The worry in the Treasury is that the money will never reach social care — instead it will all be swallowed up by the NHS. In a bid to ease such concerns, the plan is to 'legally ringfence' the rise — however, laws can clearly be overturned. There are also murmurs that Johnson could this week announce the end of the pensions triple lock while he's at it — as a way of showing that this isn't just about the working-age population taking a hit.
Will the plans get through his cabinet and party? In 10 Downing Street, cabinet approval is viewed as the easier of the two. The threat of an imminent reshuffle will certainly focus minds over the consequences of speaking out — but there could still be the odd minister willing to take a stand. Downing Street view backbench MPs as harder to win around. Over the weekend, parliamentarians were sending the whips quotes from articles suggesting the NI hike is regressive and the social care plan ineffective. The fact that it is being tied with funds to clear the backlog could make it harder to oppose.

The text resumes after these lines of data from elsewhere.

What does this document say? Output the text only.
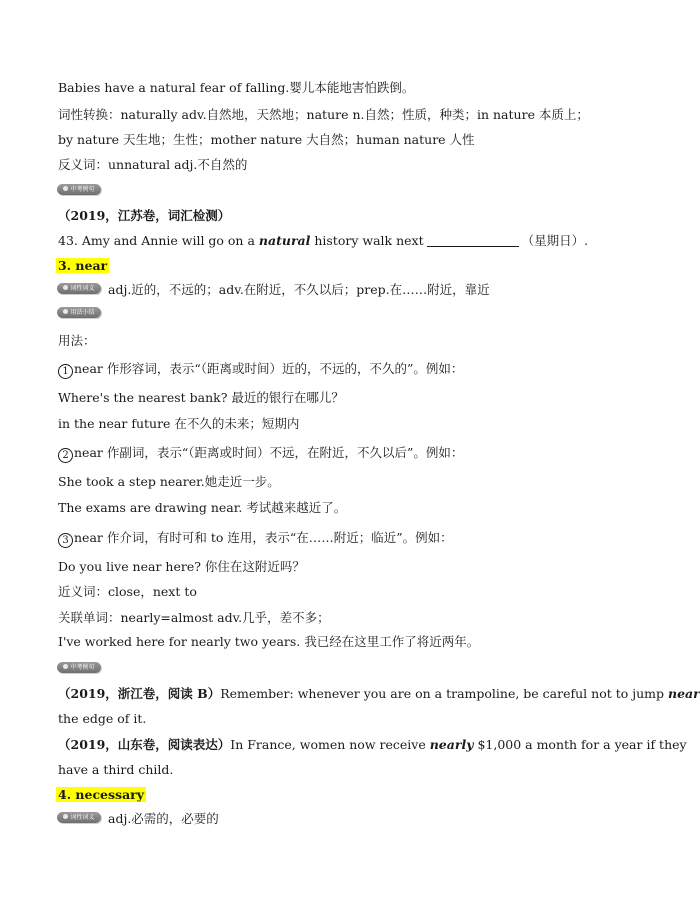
Babies have a natural fear of falling.婴儿本能地害怕跌倒。
词性转换：naturally adv.自然地，天然地；nature n.自然；性质，种类；in nature 本质上；
by nature 天生地；生性；mother nature 大自然；human nature 人性
反义词：unnatural adj.不自然的
中考例句
（2019，江苏卷，词汇检测）
43. Amy and Annie will go on a natural history walk next	（星期日）.
3. near
词性词义	adj.近的，不远的；adv.在附近，不久以后；prep.在……附近，靠近
用法小结
用法：
1 near 作形容词，表示“（距离或时间）近的，不远的，不久的”。例如：
Where's the nearest bank? 最近的银行在哪儿？
in the near future 在不久的未来；短期内
2 near 作副词，表示“（距离或时间）不远，在附近，不久以后”。例如：
She took a step nearer.她走近一步。
The exams are drawing near. 考试越来越近了。
3 near 作介词，有时可和 to 连用，表示“在……附近；临近”。例如：
Do you live near here? 你住在这附近吗？
近义词：close，next to
关联单词：nearly=almost adv.几乎，差不多；
I've worked here for nearly two years. 我已经在这里工作了将近两年。
中考例句
（2019，浙江卷，阅读 B）Remember: whenever you are on a trampoline, be careful not to jump near
the edge of it.
（2019，山东卷，阅读表达）In France, women now receive nearly $1,000 a month for a year if they
have a third child.
4. necessary
词性词义	adj.必需的，必要的
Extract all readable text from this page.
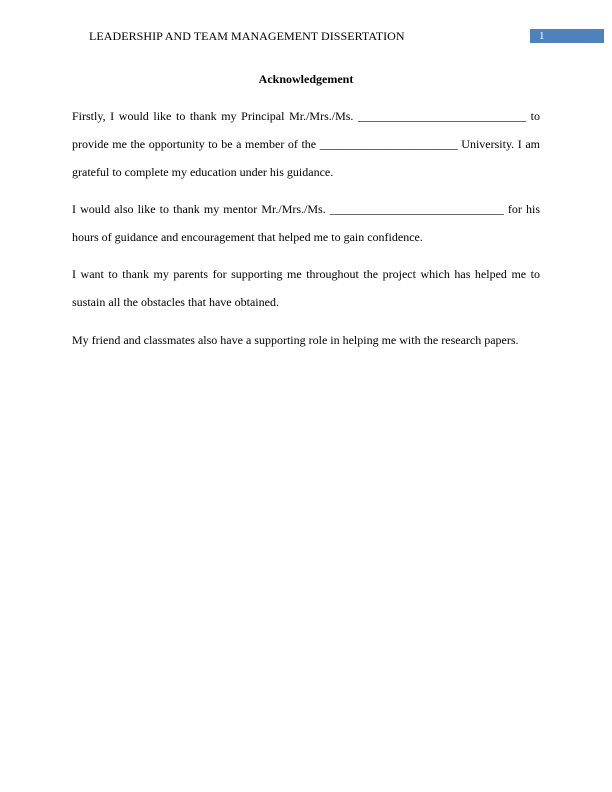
LEADERSHIP AND TEAM MANAGEMENT DISSERTATION	1
Acknowledgement

Firstly, I would like to thank my Principal Mr./Mrs./Ms. ____________________________ to provide me the opportunity to be a member of the _______________________ University. I am grateful to complete my education under his guidance.

I would also like to thank my mentor Mr./Mrs./Ms. _____________________________ for his hours of guidance and encouragement that helped me to gain confidence.

I want to thank my parents for supporting me throughout the project which has helped me to sustain all the obstacles that have obtained.

My friend and classmates also have a supporting role in helping me with the research papers.
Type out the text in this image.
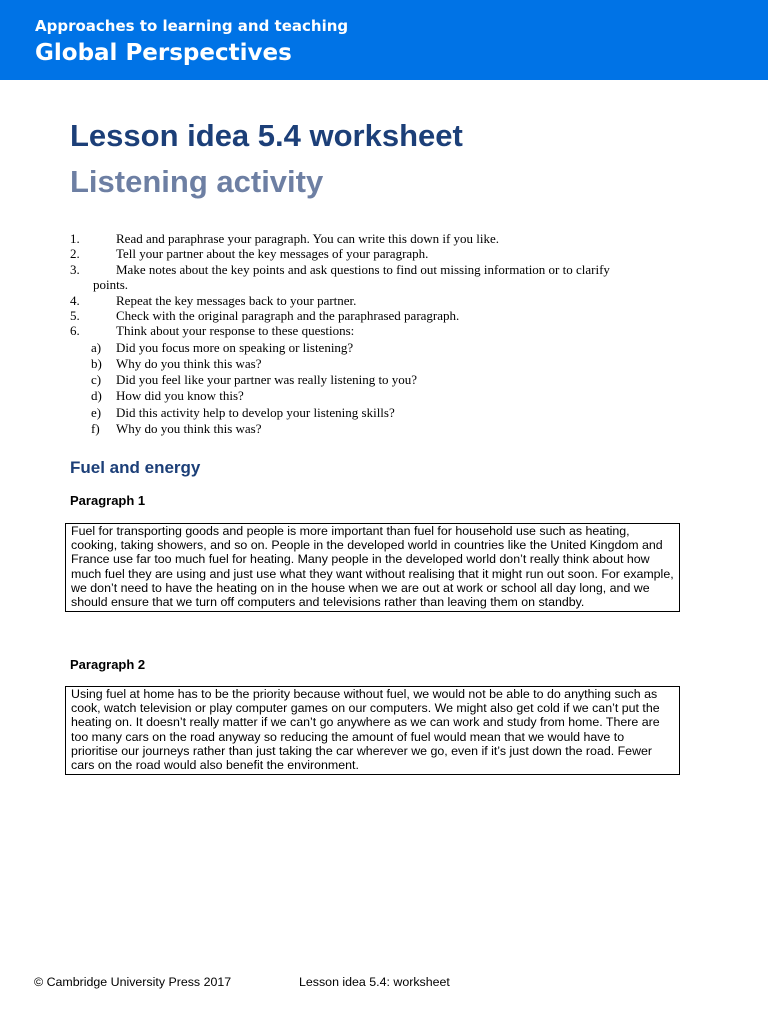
Approaches to learning and teaching
Global Perspectives
Lesson idea 5.4 worksheet
Listening activity
1.	Read and paraphrase your paragraph. You can write this down if you like.
2.	Tell your partner about the key messages of your paragraph.
3.	Make notes about the key points and ask questions to find out missing information or to clarify
points.
4.	Repeat the key messages back to your partner.
5.	Check with the original paragraph and the paraphrased paragraph.
6.	Think about your response to these questions:
a) Did you focus more on speaking or listening?
b) Why do you think this was?
c) Did you feel like your partner was really listening to you?
d) How did you know this?
e) Did this activity help to develop your listening skills?
f) Why do you think this was?
Fuel and energy
Paragraph 1
Fuel for transporting goods and people is more important than fuel for household use such as heating, cooking, taking showers, and so on. People in the developed world in countries like the United Kingdom and France use far too much fuel for heating. Many people in the developed world don’t really think about how much fuel they are using and just use what they want without realising that it might run out soon. For example, we don’t need to have the heating on in the house when we are out at work or school all day long, and we should ensure that we turn off computers and televisions rather than leaving them on standby.
Paragraph 2
Using fuel at home has to be the priority because without fuel, we would not be able to do anything such as cook, watch television or play computer games on our computers. We might also get cold if we can’t put the heating on. It doesn’t really matter if we can’t go anywhere as we can work and study from home. There are too many cars on the road anyway so reducing the amount of fuel would mean that we would have to prioritise our journeys rather than just taking the car wherever we go, even if it’s just down the road. Fewer cars on the road would also benefit the environment.
© Cambridge University Press 2017	Lesson idea 5.4: worksheet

With a majority in the region of 80, Johnson believes he can face down his critics. When the Chancellor addressed MPs last night at a reception of the 1922 Committee, he urged them to keep a united front and — like him — take their lead from the Prime Minister. With many of the objections coming from MPs worried about the consequences of breaking a manifesto pledge, it will ultimately come down to how much trust they place in Johnson to make the right decision.